Car Stereo & Car Audio Frequently Asked Questions
If you’re obsessed with music but your car stereo just isn’t providing the sound quality that does your favorite tunes justice, then obviously you’ll want to invest in a new car audio system. Before you begin shopping and comparing (and stressing), take a look below at the answers to some of our frequently asked questions. They’ll help get you started in the right direction.
Do I have to replace my entire car stock stereo system to get great sound?
Not necessarily. It’s true that the receivers in many new vehicles are integrated into the car’s network, so replacing them can be a complicated—and expensive—undertaking. If your budget is limited, you can upgrade your system piece-by-piece. Many stock in-dash receivers are decent enough to hang onto while you gradually improve the sound quality of your system with an amplifier, subwoofer, and quality speakers.
Are all car amplifiers basically the same?
As with every car stereo product (and everything, really), you get what you pay for. Carefully designed amplifiers made with the best materials will result in longer product life, better sound, and higher output. If you want to hear the difference for yourself, the car audio experts at Stereo Depot can give you an ear-opening demonstration.
If I upgrade my car stereo speakers, do I need sound dampening?
It’s not a necessity, but even a little sound dampening goes a long way toward improved sound quality. Comprehensive sound treatments can greatly reduce vibrations, road noise, and tire hum when applied.
How does car speaker size related to bass quality?
At a basic level, sound is really just air on the move—and the low frequencies of bass require more air to be moved. Larger speakers mean more surface area, which means more air transporting sweet beats to your ears. So if bass is important, you’ll need to shop for speakers accordingly.
What does a car speaker’s “sensitivity rating” mean?
A sensitivity rating indicates how effectively a speaker converts power into sound. Higher rating numbers mean higher efficiency and louder volume at the same input power. However, sensitivity is not an accurate indicator of a subwoofer’s output capability. A subwoofer with a high rating number will not necessarily be louder than one with a lower number.
What does “clipping” mean in terms of car amplifiers?
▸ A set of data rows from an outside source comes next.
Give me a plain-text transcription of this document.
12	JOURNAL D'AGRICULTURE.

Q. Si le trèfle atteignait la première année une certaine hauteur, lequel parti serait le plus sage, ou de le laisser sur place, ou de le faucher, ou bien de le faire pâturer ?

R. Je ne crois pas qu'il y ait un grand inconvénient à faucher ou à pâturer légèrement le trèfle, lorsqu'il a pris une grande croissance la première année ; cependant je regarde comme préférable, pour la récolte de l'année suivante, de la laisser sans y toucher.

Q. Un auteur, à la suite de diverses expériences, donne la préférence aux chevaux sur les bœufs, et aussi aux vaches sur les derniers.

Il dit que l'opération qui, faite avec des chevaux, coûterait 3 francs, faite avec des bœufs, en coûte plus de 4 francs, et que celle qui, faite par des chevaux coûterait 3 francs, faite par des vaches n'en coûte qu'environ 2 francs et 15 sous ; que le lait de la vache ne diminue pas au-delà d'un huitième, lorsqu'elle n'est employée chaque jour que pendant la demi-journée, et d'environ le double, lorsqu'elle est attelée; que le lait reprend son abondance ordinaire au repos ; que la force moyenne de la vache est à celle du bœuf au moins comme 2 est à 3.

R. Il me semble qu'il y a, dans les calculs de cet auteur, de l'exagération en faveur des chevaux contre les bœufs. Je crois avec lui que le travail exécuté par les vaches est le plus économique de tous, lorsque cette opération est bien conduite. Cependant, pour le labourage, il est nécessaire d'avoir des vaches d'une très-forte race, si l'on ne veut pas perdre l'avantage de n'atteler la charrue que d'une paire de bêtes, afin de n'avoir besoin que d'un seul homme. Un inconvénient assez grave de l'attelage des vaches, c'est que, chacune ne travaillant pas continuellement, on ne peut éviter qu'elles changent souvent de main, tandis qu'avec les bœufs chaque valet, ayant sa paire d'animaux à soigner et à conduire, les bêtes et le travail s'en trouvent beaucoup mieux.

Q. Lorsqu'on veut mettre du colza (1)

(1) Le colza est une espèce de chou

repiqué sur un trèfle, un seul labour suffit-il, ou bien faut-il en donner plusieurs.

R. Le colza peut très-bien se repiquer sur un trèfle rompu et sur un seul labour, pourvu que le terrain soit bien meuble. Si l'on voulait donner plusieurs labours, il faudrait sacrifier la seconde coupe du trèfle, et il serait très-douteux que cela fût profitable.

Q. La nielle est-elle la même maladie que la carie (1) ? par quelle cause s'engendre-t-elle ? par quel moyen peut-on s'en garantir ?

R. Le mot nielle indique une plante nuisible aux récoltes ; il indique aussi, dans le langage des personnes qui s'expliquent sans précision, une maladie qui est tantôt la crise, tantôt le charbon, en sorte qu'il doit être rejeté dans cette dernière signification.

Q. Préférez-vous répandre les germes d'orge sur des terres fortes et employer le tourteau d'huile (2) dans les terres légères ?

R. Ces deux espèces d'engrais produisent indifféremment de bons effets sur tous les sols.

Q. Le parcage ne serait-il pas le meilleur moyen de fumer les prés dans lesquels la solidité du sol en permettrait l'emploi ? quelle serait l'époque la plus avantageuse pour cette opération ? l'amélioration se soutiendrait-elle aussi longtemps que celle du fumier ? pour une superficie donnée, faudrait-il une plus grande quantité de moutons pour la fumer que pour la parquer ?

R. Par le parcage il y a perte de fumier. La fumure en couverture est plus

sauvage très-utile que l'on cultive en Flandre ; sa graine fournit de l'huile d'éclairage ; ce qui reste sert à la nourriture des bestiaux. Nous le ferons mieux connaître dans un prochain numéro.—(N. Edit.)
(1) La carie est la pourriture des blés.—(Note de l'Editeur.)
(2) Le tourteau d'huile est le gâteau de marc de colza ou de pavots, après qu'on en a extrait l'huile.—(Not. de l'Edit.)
Clipping is the distortion produced by an amplifier that lacks sufficient power. Pushing an amplifier beyond its maximum capacity can even fry it, so when you’re shopping for a new car audio system, be sure to explain your needs to one of our experts so we can help you select the proper equipment.
How does wattage relate to car speakers and subwoofers?
Wattage numbers indicate how much power—thermal and mechanical—that speakers and subs can handle. The number varies depending on enclosure type and frequency, but there is an unfortunate trend in the industry that overestimates the power handling capabilities of subwoofers. That’s why it’s important to get professional advice when shopping for a new system.
Why do some car amplifiers make the car lights dim when the stereo is played loud?
Short answer: the amplifier is probably not installed correctly, or it’s not able to draw the power it needs from the car’s electrical system. Fixing the problem might require something as simple as upgrading the battery and alternator wires or something more complex like adding a capacitor or second battery. Upgrading the alternator itself could possibly do the trick, too. Problems such as these would be detected during a professional installation, so why not let the experts handle it?
When adding a second car subwoofer, does it have to be the same size as the first?
Different subwoofer sizes have different parameters, and each has its own unique frequency response, so mixing sizes usually leads to poor sound quality. Volume is also negatively affected due to a cancellation effect, so you should purchase a “twin” of your existing equipment if you want to double your subwoofer action.
Why does the exact same car stereo equipment sound different depending on the car?
Vehicle acoustics are one of the most overlooked aspects of car audio systems. Some vehicles amplify certain frequencies more than others—large SUVs amplify low bass, for example, while extended cab trucks don’t have as much acoustical gain. Since figuring out which systems sound best in which cars is a matter of trial and error, it’s best to consult stereo professionals who have experience installing systems in nearly every type of vehicle imaginable.
Shop for a Car Stereo & Car Audio System at Stereo Depot
At Stereo Depot in San Diego, we’re serious about sound. If you want more information on upgrading your car stereo system, give us a call or drop by. Our car audio experts would be happy to get into more detail with you. It’s kind of our thing.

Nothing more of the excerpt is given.